BMG partners Anzon Australia and Beach Petroleum said oil production was the most profitable part of the project and the decision to delay investment in the gas phase was made after further consideration of oil development needs.
These include committing to a larger floating production storage and offtake vessel to replace the Crystal Ocean FPSO and the Basker Spirit shuttle tanker.
The agreement with Alinta to supply 225 petajoules of gas over a primary term of 15 years, beginning in 2009, was conditional on the final investment decision being made by the end of this month.
Alinta has now begun assessing the options available to it following the lapsing of what was a key contractual arrangement for the proposed 200MW power station.
Alinta Energy executive general manager Jim Hennessy said the options included building the project in stages or deferring its until a new gas supply agreement could be negotiated with other producers.
"The decision by Beach Petroleum and Anzon not to proceed with the development of the Basker Manta and Gummy gas field is disappointing," Hennessy said.
"This is a significant setback to the Tamar Valley Power Station project and Alinta is now carefully considering all the options available to it in terms of meeting the needs of the Tasmanian energy market."
One option was to defer the project completely until a new gas supply agreement could be negotiated, according to Alinta.
Another option, given the strong demand for peaking generation in the National Electricity Market, was to continue with the construction of the 180 MW of back-up plant while Alinta investigated a way to proceed with the 200 MW combined cycle project.
Hennessy said the lapsing of the gas supply agreement did not necessarily mean the purchase of the Bell Bay site and turbines would not continue.
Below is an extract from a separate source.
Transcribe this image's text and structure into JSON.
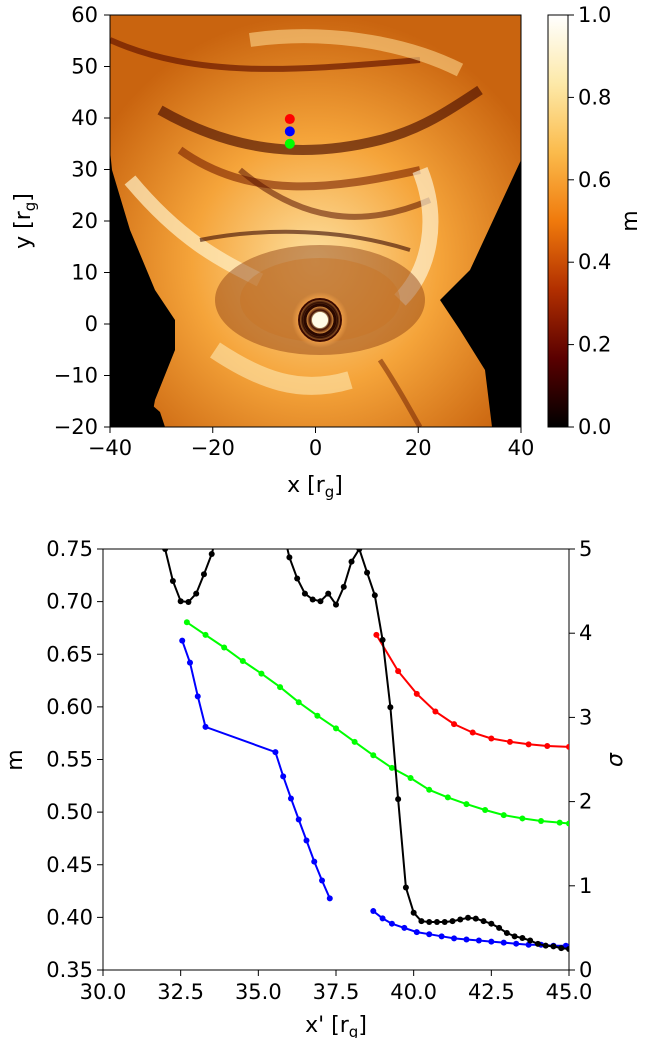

Meanwhile, the BMG joint venturers have said they expected to commit to a gas development within the next 12 months with any future gas off-take arrangements to complement the oil development plan.
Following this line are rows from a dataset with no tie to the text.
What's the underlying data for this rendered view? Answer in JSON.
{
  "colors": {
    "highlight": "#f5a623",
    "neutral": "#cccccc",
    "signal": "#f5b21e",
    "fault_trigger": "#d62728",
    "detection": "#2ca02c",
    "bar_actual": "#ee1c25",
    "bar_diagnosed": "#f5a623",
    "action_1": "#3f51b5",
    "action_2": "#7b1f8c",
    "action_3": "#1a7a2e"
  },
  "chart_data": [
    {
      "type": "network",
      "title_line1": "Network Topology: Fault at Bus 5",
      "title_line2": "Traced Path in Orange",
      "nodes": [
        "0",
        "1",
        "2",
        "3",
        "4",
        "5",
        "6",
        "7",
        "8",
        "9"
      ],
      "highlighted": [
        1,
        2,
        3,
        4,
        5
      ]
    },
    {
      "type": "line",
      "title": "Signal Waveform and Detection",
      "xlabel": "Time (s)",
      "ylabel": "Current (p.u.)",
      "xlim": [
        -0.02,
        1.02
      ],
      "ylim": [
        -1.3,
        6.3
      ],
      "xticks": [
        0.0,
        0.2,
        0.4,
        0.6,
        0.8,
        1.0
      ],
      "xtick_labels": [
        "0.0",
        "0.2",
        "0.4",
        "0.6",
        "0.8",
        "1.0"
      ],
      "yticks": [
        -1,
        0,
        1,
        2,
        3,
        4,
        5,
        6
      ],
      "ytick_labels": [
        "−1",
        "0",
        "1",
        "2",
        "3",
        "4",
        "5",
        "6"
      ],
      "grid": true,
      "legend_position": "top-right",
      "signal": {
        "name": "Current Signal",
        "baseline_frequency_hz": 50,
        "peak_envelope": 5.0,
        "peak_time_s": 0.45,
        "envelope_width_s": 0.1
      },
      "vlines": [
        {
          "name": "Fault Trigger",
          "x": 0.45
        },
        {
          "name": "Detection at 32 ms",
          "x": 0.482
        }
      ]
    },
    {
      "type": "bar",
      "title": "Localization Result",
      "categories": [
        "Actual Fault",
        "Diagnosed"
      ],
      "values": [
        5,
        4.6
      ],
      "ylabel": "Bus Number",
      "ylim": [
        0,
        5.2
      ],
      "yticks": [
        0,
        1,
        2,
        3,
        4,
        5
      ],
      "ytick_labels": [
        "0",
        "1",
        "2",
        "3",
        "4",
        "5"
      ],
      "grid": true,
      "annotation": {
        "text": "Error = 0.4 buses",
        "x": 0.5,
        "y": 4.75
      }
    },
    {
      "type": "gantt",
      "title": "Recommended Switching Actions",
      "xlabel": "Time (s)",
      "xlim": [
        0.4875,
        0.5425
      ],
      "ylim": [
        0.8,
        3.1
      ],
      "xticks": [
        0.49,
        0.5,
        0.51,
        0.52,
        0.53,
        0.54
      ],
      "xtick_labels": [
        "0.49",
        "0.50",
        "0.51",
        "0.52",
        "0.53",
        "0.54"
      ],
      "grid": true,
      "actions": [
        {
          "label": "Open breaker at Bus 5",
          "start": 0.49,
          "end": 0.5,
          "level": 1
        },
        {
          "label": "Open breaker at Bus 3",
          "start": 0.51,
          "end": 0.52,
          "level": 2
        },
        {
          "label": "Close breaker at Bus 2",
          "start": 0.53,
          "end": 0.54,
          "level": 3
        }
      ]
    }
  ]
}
The duo said the Basker-6 oil development well is scheduled to be drilled in the first quarter of 2008 while progress is being made on securing a rig for further oil development in 2008-09.
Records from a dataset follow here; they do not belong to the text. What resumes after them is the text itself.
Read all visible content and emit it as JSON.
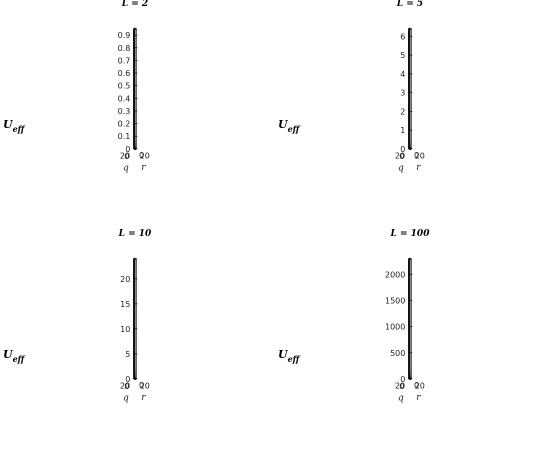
{
  "chart_data": [
    {
      "type": "surface",
      "title": "L = 2",
      "zlabel": "U_eff",
      "zlabel_base": "U",
      "zlabel_sub": "eff",
      "xlabel": "q",
      "ylabel": "r",
      "x_ticks": [
        "0",
        "20"
      ],
      "y_ticks": [
        "0",
        "20"
      ],
      "z_ticks": [
        "0",
        "0.1",
        "0.2",
        "0.3",
        "0.4",
        "0.5",
        "0.6",
        "0.7",
        "0.8",
        "0.9"
      ],
      "zlim": [
        0,
        0.95
      ]
    },
    {
      "type": "surface",
      "title": "L = 5",
      "zlabel": "U_eff",
      "zlabel_base": "U",
      "zlabel_sub": "eff",
      "xlabel": "q",
      "ylabel": "r",
      "x_ticks": [
        "0",
        "20"
      ],
      "y_ticks": [
        "0",
        "20"
      ],
      "z_ticks": [
        "0",
        "1",
        "2",
        "3",
        "4",
        "5",
        "6"
      ],
      "zlim": [
        0,
        6.4
      ]
    },
    {
      "type": "surface",
      "title": "L = 10",
      "zlabel": "U_eff",
      "zlabel_base": "U",
      "zlabel_sub": "eff",
      "xlabel": "q",
      "ylabel": "r",
      "x_ticks": [
        "0",
        "20"
      ],
      "y_ticks": [
        "0",
        "20"
      ],
      "z_ticks": [
        "0",
        "5",
        "10",
        "15",
        "20"
      ],
      "zlim": [
        0,
        24
      ]
    },
    {
      "type": "surface",
      "title": "L = 100",
      "zlabel": "U_eff",
      "zlabel_base": "U",
      "zlabel_sub": "eff",
      "xlabel": "q",
      "ylabel": "r",
      "x_ticks": [
        "0",
        "20"
      ],
      "y_ticks": [
        "0",
        "20"
      ],
      "z_ticks": [
        "0",
        "500",
        "1000",
        "1500",
        "2000"
      ],
      "zlim": [
        0,
        2300
      ]
    }
  ]
}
This is also likely to include gas appraisal and oil exploration work.
Development of the BMG project began less than two years ago, with a focus on producing oil from the Basker and Manta fields, based on initial proved and probable (2P) reserves estimates of about 23 million barrels.
But new wells drilled in 2006 have lifted expectations of its potential, with 2P oil reserves now at nearly 40MMbbl and a nearly quadrupled estimate of the gas condensate resource.